Il y a quelques années, lorsque des créditistes dénonçaient la pauvreté au sein de l'abondance, on admettait bien l'existence de la pauvreté et il eût fallu être triplement aveugle pour ne point la voir, mais plusieurs trouvaient exagéré l'exposé de l'abondance. Aussi tard que décembre 1939, M. Beaudry-Leman déclarait qu'il n'était point du tout prouvé qu'on fût entré dans un monde d'abondance.
Or voici le phénomène de la guerre : Le Canada nourrit, habille et loge les Canadiens mieux qu'avant la guerre. Le Canada contribue à nourrir l'Angleterre. Le Canada nourrit les poissons de l'Océan, vers lesquels les torpilles allemandes font dévier une partie de nos transports. Et le Canada fait tout cela, avec des centaines de mille bras solides soustraits à toute production, avec d'autres centaines de mille bras experts affectés à la production de munitions qui ne nourrissent et n'habillent personne, avec des milliers de machines et des millions de tonnes de matériel réservées pour l'industrie de destruction.
Le Canada peut-il produire l'abondance ? Ramenez ces armées d'hommes et de jeunes gens où ils étaient en 1938 ; libérez les machines et le matériel nolisés par la guerre ; que cesse l'engloutissement des cargaisons de bacon, de fromage, de sucre, de provisions de toutes sortes — puis dites si le Canada peut ou ne peut pas placer l'abondance dans toutes les familles canadiennes.

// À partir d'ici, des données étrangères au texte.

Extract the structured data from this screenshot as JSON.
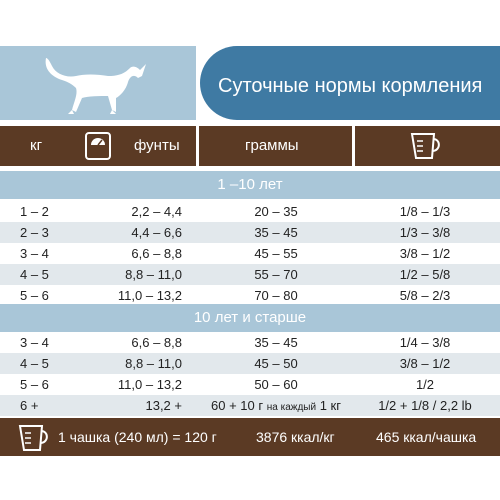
{
  "header": {
    "title": "Суточные нормы кормления"
  },
  "columns": {
    "kg": "кг",
    "lb": "фунты",
    "grams": "граммы"
  },
  "icons": {
    "cat": "cat-silhouette-icon",
    "scale": "scale-icon",
    "cup": "measuring-cup-icon"
  },
  "colors": {
    "brown": "#5b3a24",
    "light_blue": "#a9c6d8",
    "dark_blue": "#3f7aa3",
    "row_shade": "#e2e8ec"
  },
  "sections": [
    {
      "title": "1 –10 лет",
      "rows": [
        {
          "kg": "1 – 2",
          "lb": "2,2 – 4,4",
          "grams": "20 – 35",
          "cups": "1/8 – 1/3"
        },
        {
          "kg": "2 – 3",
          "lb": "4,4 – 6,6",
          "grams": "35 – 45",
          "cups": "1/3 – 3/8"
        },
        {
          "kg": "3 – 4",
          "lb": "6,6 – 8,8",
          "grams": "45 – 55",
          "cups": "3/8 – 1/2"
        },
        {
          "kg": "4 – 5",
          "lb": "8,8 – 11,0",
          "grams": "55 – 70",
          "cups": "1/2 – 5/8"
        },
        {
          "kg": "5 – 6",
          "lb": "11,0 – 13,2",
          "grams": "70 – 80",
          "cups": "5/8 – 2/3"
        }
      ]
    },
    {
      "title": "10 лет и старше",
      "rows": [
        {
          "kg": "3 – 4",
          "lb": "6,6 – 8,8",
          "grams": "35 – 45",
          "cups": "1/4 – 3/8"
        },
        {
          "kg": "4 – 5",
          "lb": "8,8 – 11,0",
          "grams": "45 – 50",
          "cups": "3/8 – 1/2"
        },
        {
          "kg": "5 – 6",
          "lb": "11,0 – 13,2",
          "grams": "50 – 60",
          "cups": "1/2"
        },
        {
          "kg": "6 +",
          "lb": "13,2 +",
          "grams": "60 + 10 г",
          "grams_note": "на каждый",
          "grams_tail": "1 кг",
          "cups": "1/2 + 1/8 / 2,2 lb"
        }
      ]
    }
  ],
  "footer": {
    "cup": "1 чашка (240 мл) = 120 г",
    "kcal_kg": "3876 ккал/кг",
    "kcal_cup": "465 ккал/чашка"
  }
}
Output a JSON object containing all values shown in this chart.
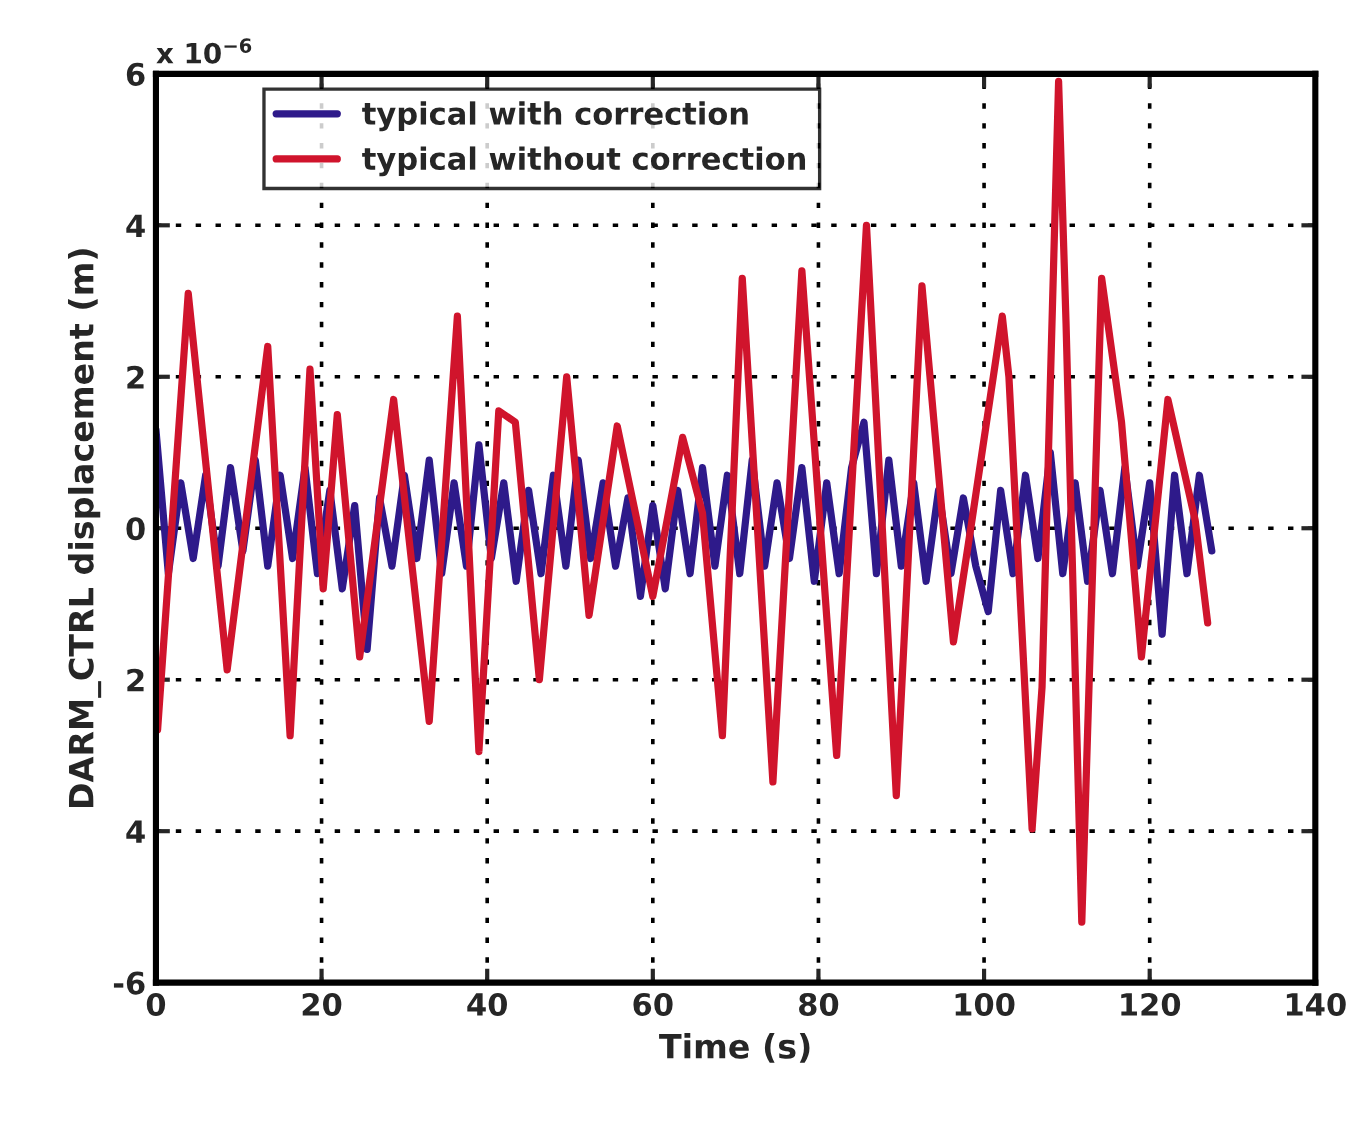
{
  "chart_data": {
    "type": "line",
    "xlabel": "Time (s)",
    "ylabel": "DARM_CTRL displacement (m)",
    "annotations": [
      "x 10$^{−6}$"
    ],
    "xlim": [
      0,
      140
    ],
    "xticks": [
      0,
      20,
      40,
      60,
      80,
      100,
      120,
      140
    ],
    "ylim": [
      -6,
      6
    ],
    "yticks": [
      -6,
      {
        "value": -4,
        "label": "4"
      },
      {
        "value": -2,
        "label": "2"
      },
      0,
      2,
      4,
      6
    ],
    "grid": true,
    "legend": "top left",
    "line_style": "solid",
    "marker": "none",
    "series": [
      {
        "name": "typical with correction",
        "color": "#2e1a8a",
        "x": [
          0,
          1.5,
          3,
          4.5,
          6,
          7.5,
          9,
          10.5,
          12,
          13.5,
          15,
          16.5,
          18,
          19.5,
          21,
          22.5,
          24,
          25.5,
          27,
          28.5,
          30,
          31.5,
          33,
          34.5,
          36,
          37.5,
          39,
          40.5,
          42,
          43.5,
          45,
          46.5,
          48,
          49.5,
          51,
          52.5,
          54,
          55.5,
          57,
          58.5,
          60,
          61.5,
          63,
          64.5,
          66,
          67.5,
          69,
          70.5,
          72,
          73.5,
          75,
          76.5,
          78,
          79.5,
          81,
          82.5,
          84,
          85.5,
          87,
          88.5,
          90,
          91.5,
          93,
          94.5,
          96,
          97.5,
          99,
          100.5,
          102,
          103.5,
          105,
          106.5,
          108,
          109.5,
          111,
          112.5,
          114,
          115.5,
          117,
          118.5,
          120,
          121.5,
          123,
          124.5,
          126,
          127.5
        ],
        "values": [
          1.3,
          -0.6,
          0.6,
          -0.4,
          0.7,
          -0.5,
          0.8,
          -0.3,
          0.9,
          -0.5,
          0.7,
          -0.4,
          0.8,
          -0.6,
          0.5,
          -0.8,
          0.3,
          -1.6,
          0.4,
          -0.5,
          0.7,
          -0.4,
          0.9,
          -0.6,
          0.6,
          -0.5,
          1.1,
          -0.4,
          0.6,
          -0.7,
          0.5,
          -0.6,
          0.7,
          -0.5,
          0.9,
          -0.4,
          0.6,
          -0.5,
          0.4,
          -0.9,
          0.3,
          -0.8,
          0.5,
          -0.6,
          0.8,
          -0.5,
          0.7,
          -0.6,
          0.9,
          -0.5,
          0.6,
          -0.4,
          0.8,
          -0.7,
          0.6,
          -0.6,
          0.8,
          1.4,
          -0.6,
          0.9,
          -0.5,
          0.6,
          -0.7,
          0.5,
          -0.6,
          0.4,
          -0.5,
          -1.1,
          0.5,
          -0.6,
          0.7,
          -0.4,
          1.0,
          -0.6,
          0.6,
          -0.7,
          0.5,
          -0.6,
          0.8,
          -0.5,
          0.6,
          -1.4,
          0.7,
          -0.6,
          0.7,
          -0.3
        ]
      },
      {
        "name": "typical without correction",
        "color": "#d0142c",
        "x": [
          0.2,
          3.9,
          8.6,
          13.5,
          16.2,
          18.6,
          20.2,
          21.9,
          24.6,
          28.7,
          33,
          36.4,
          39,
          41.4,
          43.4,
          46.3,
          49.6,
          52.3,
          55.7,
          60,
          63.6,
          66,
          68.4,
          70.8,
          74.5,
          78,
          82.2,
          85.8,
          89.4,
          92.5,
          96.3,
          98.6,
          102.2,
          103,
          105.8,
          107,
          109,
          109.9,
          111.8,
          112.5,
          114.2,
          116.6,
          119,
          122.2,
          125.5,
          127
        ],
        "values": [
          -2.66,
          3.1,
          -1.87,
          2.4,
          -2.74,
          2.1,
          -0.8,
          1.5,
          -1.7,
          1.7,
          -2.55,
          2.8,
          -2.95,
          1.55,
          1.4,
          -2.0,
          2.0,
          -1.15,
          1.35,
          -0.9,
          1.2,
          0.2,
          -2.74,
          3.3,
          -3.35,
          3.4,
          -3.0,
          4.0,
          -3.53,
          3.2,
          -1.5,
          0.15,
          2.8,
          2.0,
          -3.97,
          -2.1,
          5.9,
          2.7,
          -5.2,
          -2.7,
          3.3,
          1.4,
          -1.7,
          1.7,
          0.1,
          -1.25
        ]
      }
    ]
  }
}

Qui donc avait raison, les créditistes ou leurs dénigreurs ?
il y a quelques années, lorsque des créditistes réclamaient une augmentation du volume d'argent pour distribuer la production immobilisée, pour animer le travail paralysé, on les traitait de charlatans. Le mal n'était pas dans l'argent, mais dans les esprits et dans les cœurs ! Il ne fallait pas blâmer l'absence d'argent, mais la paresse de notre génération ! Beaudry-Leman croyait vider la question en rappelant — ce que les créditistes savent mieux que lui — que l'argent n'est pas la richesse. Le Financial Post narguait : On ne bâtit pas une maison avec de l'argent, mais avec des briques et du mortier.
Tout de même, les briqueteries restaient fermées, les maçons chômaient, les familles se tassaient dans des taudis, la vraie richesse restait dans les entrepôts ou dans le néant, en attendant... la guerre.
Et voici le phénomène de la guerre : Urgence de mettre en branle toutes les énergies de la nation ; au diable les discours des politiciens ! Au diable les restrictions des financiers ! Des billets de banque neufs sortent de la Banque du Canada, des comptes neufs s'alignent dans les livres des banques à charte à mesure que le ministère des finances parafe des obligations neuves du gouvernement canadien.
L'effet est immédiat. De jeunes gaillards, qui n'avaient jamais pu trouver une ombre d'emploi ni une once de revenu ; se voient ouvrir à deux battants les portes de bureaux d'enrôlement ; on les habille gratis des pieds à la tête, on les nourrit à plein trois fois par jour ; on leur donne tous les soins médicaux dont ils ont besoin, et on leur garantit un salaire par-dessus le marché. Et des hommes, des pères de famille qu'on taxait de paresseux, de chômeurs volontaires, reprennent le chemin de l'usine, font des journées de dix heures, des semaines souvent de sept jours, et apportent à la maison des salaires et des bonis de vie chère.
L'argent n'est pas la richesse. Non, mais c'est tout de même, dans l'économie moderne, l'instrument qui détermine le mouvement de la richesse et dont l'absence place la richesse sous clef.
L'argent entre les mains du consommateur appelle la production des choses voulues par le consommateur. C'est tellement vrai que le gouvernement s'applique à retirer l'argent des mains du consommateur, afin d'arrêter la production des biens consommables et obliger l'industrie et la main-d'œuvre à se tourner vers la production de guerre. Il ne peut arrêter le mouvement du pain, de la viande, des habits, des chaussures, des meubles, du transport, tant que l'argent est là.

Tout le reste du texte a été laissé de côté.